Certamente non è lo stesso che fu messo lì nel 1882, anche lui venendo vecchio veniva sostituito da un suo ”collega”.  Più volte questo successe nel tempo, ogni qual volta era ora che lasciasse il suo servizio per raggiunta età della pensione.

Era un lavoro importante quello che svolgeva. Ricordava a tutti quanti che erano figli di una stessa nazione e che erano in quel posto per servirla nel migliore dei modi. Faceva del suo meglio per sorreggerne senza tentennamenti e senza titubanze quel simbolo: la nostra bella bandiera.

Non era credetemi un brutto lavoro. Alla mattina, per esempio, una moltitudine di ragazzi erano li, innanzi a lui, fermi sull’attenti, ed egli, più fiero che mai, faceva scorrere pian piano quella bandiera al suono della tromba. Come si sentiva orgoglioso in quei momenti! Sembrava al centro del mondo.

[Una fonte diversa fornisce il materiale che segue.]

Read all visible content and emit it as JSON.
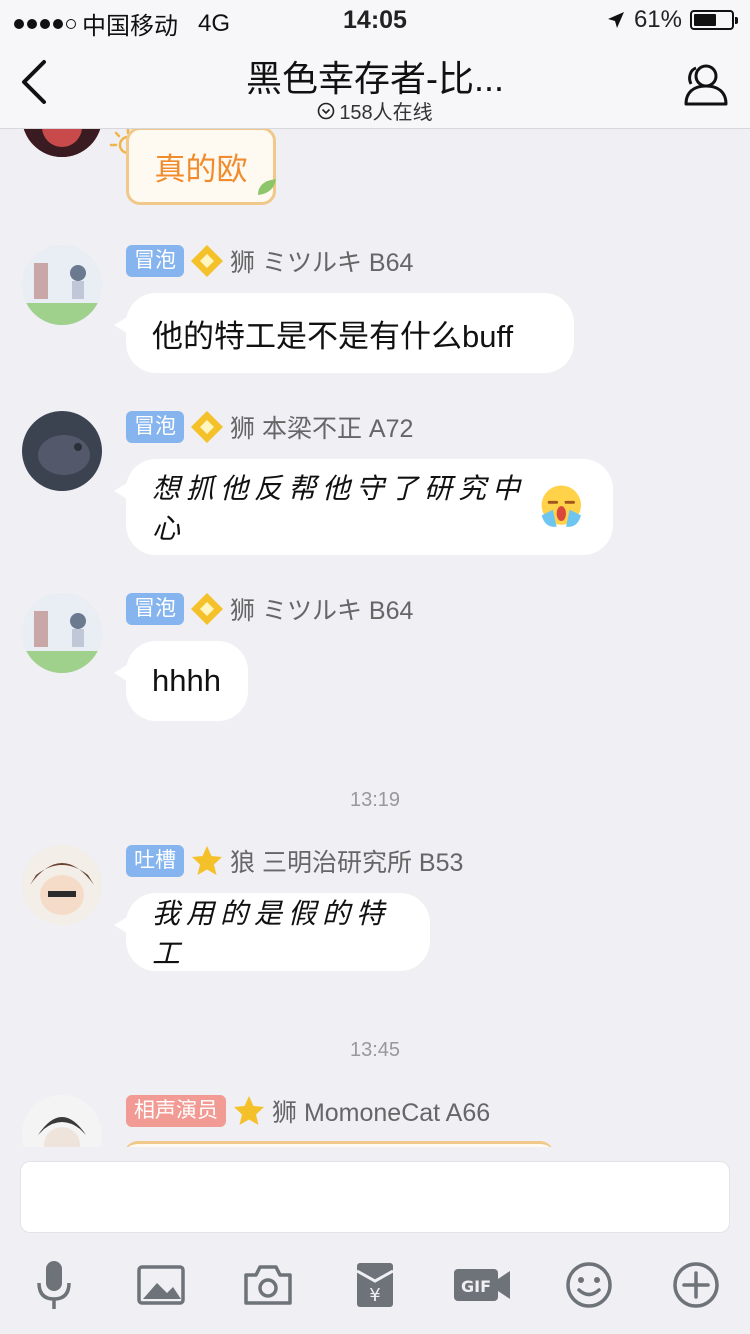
{
  "status": {
    "carrier": "中国移动",
    "network": "4G",
    "time": "14:05",
    "battery": "61%",
    "battery_level": 0.61
  },
  "nav": {
    "title": "黑色幸存者-比...",
    "online": "158人在线"
  },
  "messages": [
    {
      "text": "真的欧"
    },
    {
      "tag": "冒泡",
      "name": "狮 ミツルキ B64",
      "text": "他的特工是不是有什么buff"
    },
    {
      "tag": "冒泡",
      "name": "狮 本梁不正 A72",
      "text": "想抓他反帮他守了研究中心"
    },
    {
      "tag": "冒泡",
      "name": "狮 ミツルキ B64",
      "text": "hhhh"
    },
    {
      "tag": "吐槽",
      "name": "狼 三明治研究所 B53",
      "text": "我用的是假的特工"
    },
    {
      "tag": "相声演员",
      "name": "狮  MomoneCat A66"
    }
  ],
  "timestamps": [
    "13:19",
    "13:45"
  ],
  "toolbar": [
    "mic-icon",
    "image-icon",
    "camera-icon",
    "red-packet-icon",
    "gif-icon",
    "emoji-icon",
    "plus-icon"
  ],
  "colors": {
    "tag_blue": "#85b4ee",
    "tag_red": "#f29b95",
    "gold": "#f0c98a"
  }
}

Come tutti i lavori importanti lasciava sensazioni in chi lo svolgeva. Una sensazione di fierezza quando quei giovani urlavano “Lo giuro” solennemente innanzi a lui. In quei momenti faceva il possibile, pur se non c’era un filo di vento, per far muovere quella bella bandiera, anche se purtroppo, non sempre vi riusciva. Vi erano poi emozioni particolari quando, nel mezzo del suo momento di riposo, alla sera, quella tromba suonava diversamente dal solito il “Silenzio”. Stava attento e sentiva nelle camerate ragazzi che ridevano e anche ragazzi che piangevano. Non poteva fare a meno di emozionarsi. Certo l’emozione più forte l’ha avuta in certi periodi, quelli più duri scanditi dalle guerre. Vedeva partire ragazzi che non sarebbero più tornati. Quante volte al rientro da una campagna di guerra contava chi rientrava, non riuscendo ad aspettare fino al mattino seguente, per sapere se sarebbero stati tutti presenti all’adunata. Quasi sempre ne mancavano. Alla mattina una leggera brina trasudava e inumidiva le corde della bandiera e gli alpini si chiedevano: - Strano, non era umido questa notte -.

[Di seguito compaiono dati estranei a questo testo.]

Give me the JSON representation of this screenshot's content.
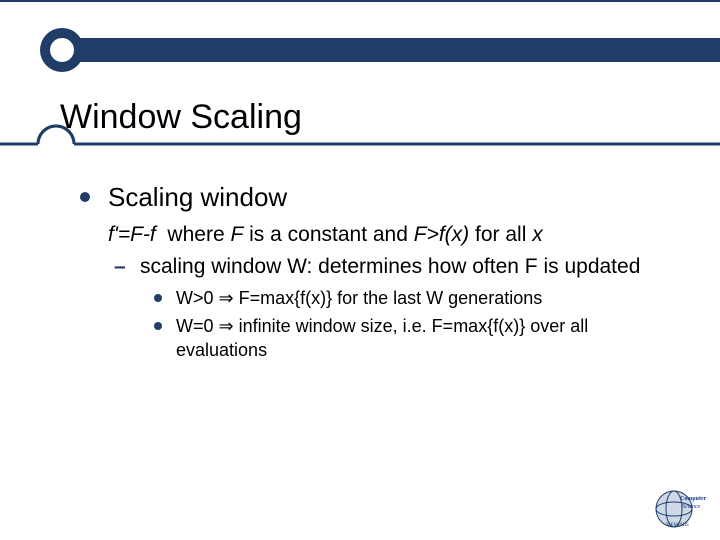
{
  "colors": {
    "accent": "#203d68"
  },
  "slide": {
    "title": "Window Scaling",
    "bullets": {
      "l1": "Scaling window",
      "formula_html": "<span class='italic'>f'=F-f</span>  where <span class='italic'>F</span> is a constant and <span class='italic'>F>f(x)</span> for all <span class='italic'>x</span>",
      "l2": "scaling window W: determines how often F is updated",
      "l3a": "W>0 ⇒ F=max{f(x)} for the last W generations",
      "l3b": "W=0 ⇒ infinite window size, i.e. F=max{f(x)} over all evaluations"
    }
  },
  "logo": {
    "alt": "Computer Science Memphis logo"
  }
}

Questi tempi fortunatamente finirono e negli anni più spensierati e felici che mai l’Italia conobbe, ancora migliaia di ragazzi passarono ai suoi piedi. Li sentiva marciare, ridere, cantare e, a volte vedeva luccicare quelle lacrime che cadevano su quei fogli che in disparte qualcuno leggeva. Li vedeva arrivare spaventati come pulcini bagnati e li vedeva andare, verso i reggimenti assegnati, già un po’ cresciuti e fieri della loro penna sul cappello. Non ci crederete, ma li conosceva tutti per nome. Se avesse saputo parlare ve li avrebbe scanditi tutti, uno per uno, anche quelli che ormai non ci sono più.

Poi, una mattina, si svegliò solo. In quel cortile il silenzio assoluto. Si domandava come mai: - Saranno in ritardo? Certo che sono dei dormiglioni… -. Fu nel pomeriggio che capì che nessuno lo avrebbe più salutato.

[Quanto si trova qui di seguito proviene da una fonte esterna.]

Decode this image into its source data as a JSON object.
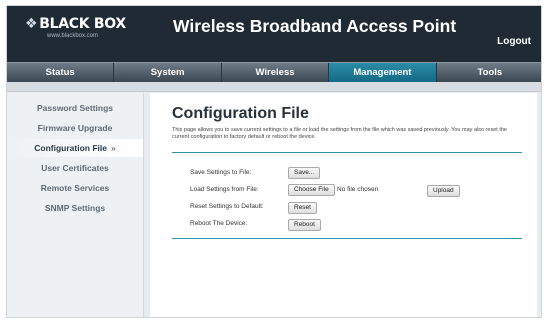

Passo molto tempo e di lui si scordarono tutti. Nonostante la sua vecchiaia nessuno era venuto a dargli il cambio e, come ogni vecchio dimenticato, restava li, assopito aspettando di cadere sotto il suo stesso peso.

 

Un giorno di alcuni anni fa, decidemmo con vecchi amici di naja, di andare a sbirciare da quei cancelli. Tutto era abbandonato e distrutto. Quel cortile invaso dalle erbacce e, quel silenzio, è stata una delle cose più tristi che io ricordi. Poi vidi lui, il pennone. Era la in fondo al cortile, unico custode di quel posto, unica cosa che ricordava cosa fu quella costruzione così malandata. Era  vecchio e stanco e, forse, non mi riconosceva neanche più, ma era ancora li, e sembrava dire: - Presente! -

In quel momento capii che si poteva voler bene anche ad un vecchio palo di legno.

 

Non abbandoniamolo. Facciamo in modo che possa ancora svolgere la sua funzione, che possa ancora sentirsi e far sentire noi stessi fieri quando quella nostra bandiera sventola lassù.

Questo credo sia il giusto modo di ringraziarlo per aver accompagnato quei centomila ragazzi sulla strada della vita.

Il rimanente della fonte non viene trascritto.